Trois types principaux de composés pouvant réagir avec le laser ont tout de même pu être identifiés : les oxydes de fer (hématite, magnétite, maghémite), les cendres et les suies. Nous avons alors décidé, dans un premier temps, d’étudier séparément l’effet du laser sur chacun de ces types de composés en élaborant des croûtes noires modèles, beaucoup plus simples à étudier que les salissures naturelles. L’article 1 présente les résultats obtenus pour les croûtes modèles à base d’oxydes de fer, en particulier l’hématite α-Fe2O34. Nous avons donc fabriqué une salissure synthétique en mélangeant du gypse et de l’hématite, et nous l’avons ensuite appliquée sur une plaquette de plâtre5 pur (qui modélise la pierre). Nous avons ensuite « nettoyé » cet échantillon au laser dans des conditions similaires à celles utilisées lors de nettoyages laser réels. La salissure a été éliminée et la surface a pris instantanément une teinte jaune vif. De plus, de nombreuses particules ont été éjectées dans une fumée visible à l’œil nu. Cette matière éjectée étant le pur produit de l’interaction laser-salissure, nous l’avons collectée en plaçant à côté de l’échantillon des petits supports en verre ou scotch [figure 5].

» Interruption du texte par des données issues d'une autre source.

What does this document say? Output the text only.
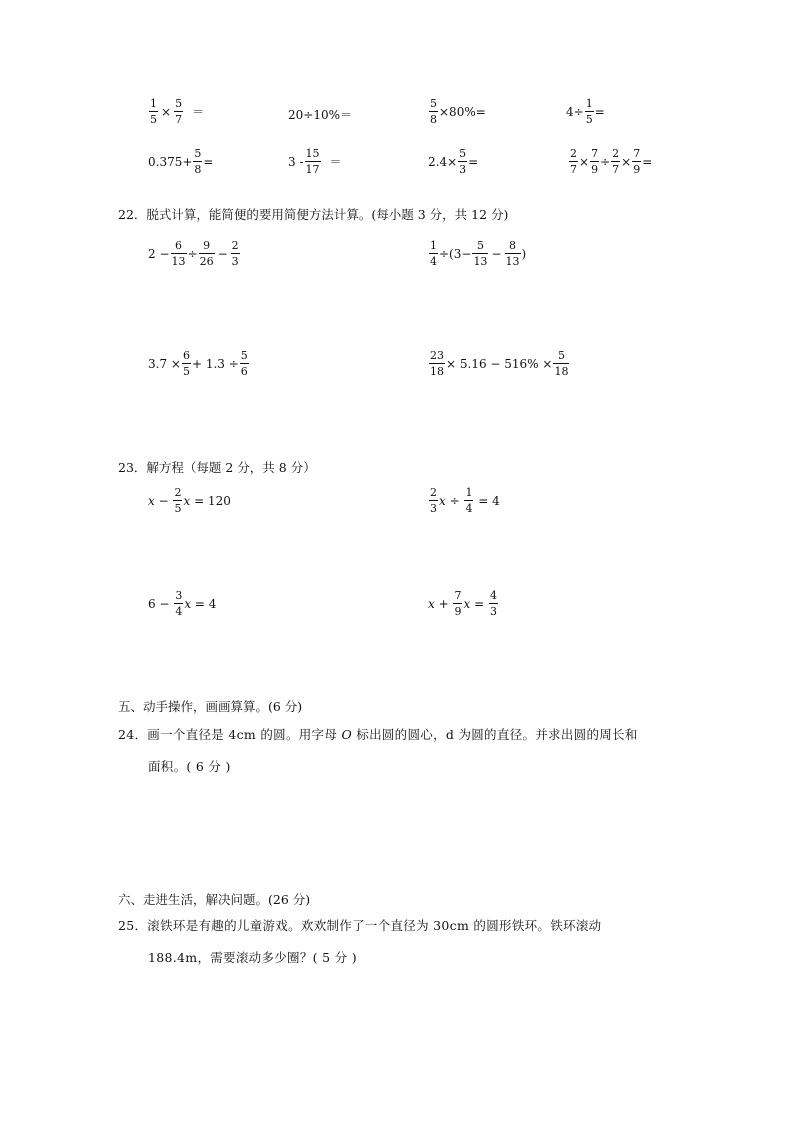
$\frac{1}{5} \times \frac{5}{7}$ ＝	20÷10%＝	$\frac{5}{8} \times 80\%=$	$4\div \frac{1}{5}$ =
$0.375+ \frac{5}{8}$ =	$3 - \frac{15}{17}$ ＝	$2.4\times \frac{5}{3}$ =	$\frac{2}{7} \times \frac{7}{9} \div \frac{2}{7} \times \frac{7}{9}$ =
22．脱式计算，能简便的要用简便方法计算。(每小题 3 分，共 12 分)
$2 - \frac{6}{13} \div \frac{9}{26} - \frac{2}{3}$	$\frac{1}{4} \div(3- \frac{5}{13} - \frac{8}{13}$ )
$3.7 \times \frac{6}{5} + 1.3 \div \frac{5}{6}$	$\frac{23}{18} \times 5.16 - 516\% \times \frac{5}{18}$
23．解方程（每题 2 分，共 8 分）
$x - \frac{2}{5}$ x = 120	$\frac{2}{3}$ $x \div \frac{1}{4} = 4$
$6 - \frac{3}{4}$ x = 4	$x + \frac{7}{9}$ $x = \frac{4}{3}$
五、动手操作，画画算算。(6 分)
24．画一个直径是 4cm 的圆。用字母 O 标出圆的圆心，d 为圆的直径。并求出圆的周长和
面积。( 6 分 )
六、走进生活，解决问题。(26 分)
25．滚铁环是有趣的儿童游戏。欢欢制作了一个直径为 30cm 的圆形铁环。铁环滚动
188.4m，需要滚动多少圈？( 5 分 )
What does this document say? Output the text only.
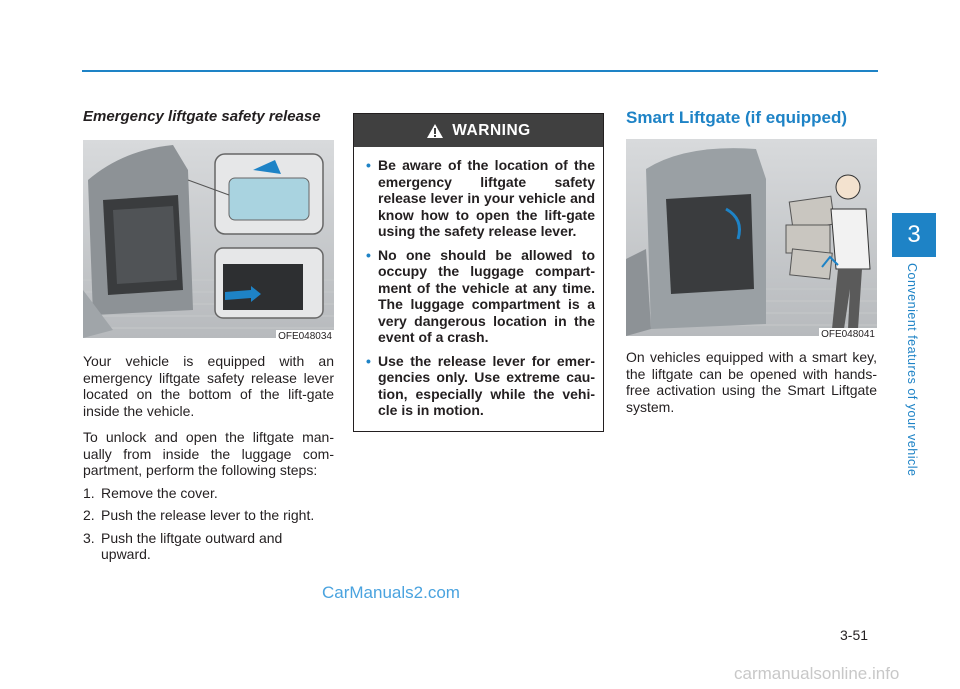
3
Convenient features of your vehicle
Emergency liftgate safety release
OFE048034

Your vehicle is equipped with an emergency liftgate safety release lever located on the bottom of the lift-gate inside the vehicle.

To unlock and open the liftgate man-ually from inside the luggage com-partment, perform the following steps:

1. Remove the cover.
2. Push the release lever to the right.
3. Push the liftgate outward and upward.
WARNING
• Be aware of the location of the emergency liftgate safety release lever in your vehicle and know how to open the lift-gate using the safety release lever.
• No one should be allowed to occupy the luggage compart-ment of the vehicle at any time. The luggage compartment is a very dangerous location in the event of a crash.
• Use the release lever for emer-gencies only. Use extreme cau-tion, especially while the vehi-cle is in motion.
Smart Liftgate (if equipped)
OFE048041

On vehicles equipped with a smart key, the liftgate can be opened with hands-free activation using the Smart Liftgate system.

3-51
CarManuals2.com
carmanualsonline.info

Figure 5 : Particules éjectées dans la fumée (photo prise au microscope optique). On observe des cristaux de gypse devenus jaunes lors du nettoyage laser (le gypse pur est blanc)

Il ne reste maintenant plus qu’à analyser la surface jaune et les particules de la fumée pour déterminer ce qui est à l’origine de la couleur jaune. Pour ce faire nous avons choisi d’utiliser la microscopie, dont le but est d’observer des objets de petites dimensions. La méthode pertinente est de commencer les observations à l’œil nu puis d’utiliser des microscopes qui grossissent de plus en plus, pour observer des détails millimétriques, micrométriques et enfin nanométriques. En particulier, la microscopie électronique à transmission (MET) est celle qui permet d’atteindre le nanomètre, et même encore plus petit puisque de nos jours on observe facilement les atomes. Comment cela fonctionne-t-il ? On envoie un faisceau d’électrons très énergétique (avec une tension d’accélération de 100-300 kV)6 sur notre échantillon qui doit être très fin (<100 nm) pour que le faisceau puisse le traverser. Pendant la traversée, le faisceau d’électrons interagit avec les atomes de notre échantillon, principalement de deux manières : certains électrons vont être déviés de leur trajectoire en gardant la même énergie cinétique (on parle de diffusion élastique) tandis que d’autres vont être ralentis7 en entrant en collision avec d’autres électrons (diffusion inélastique) [figure 6].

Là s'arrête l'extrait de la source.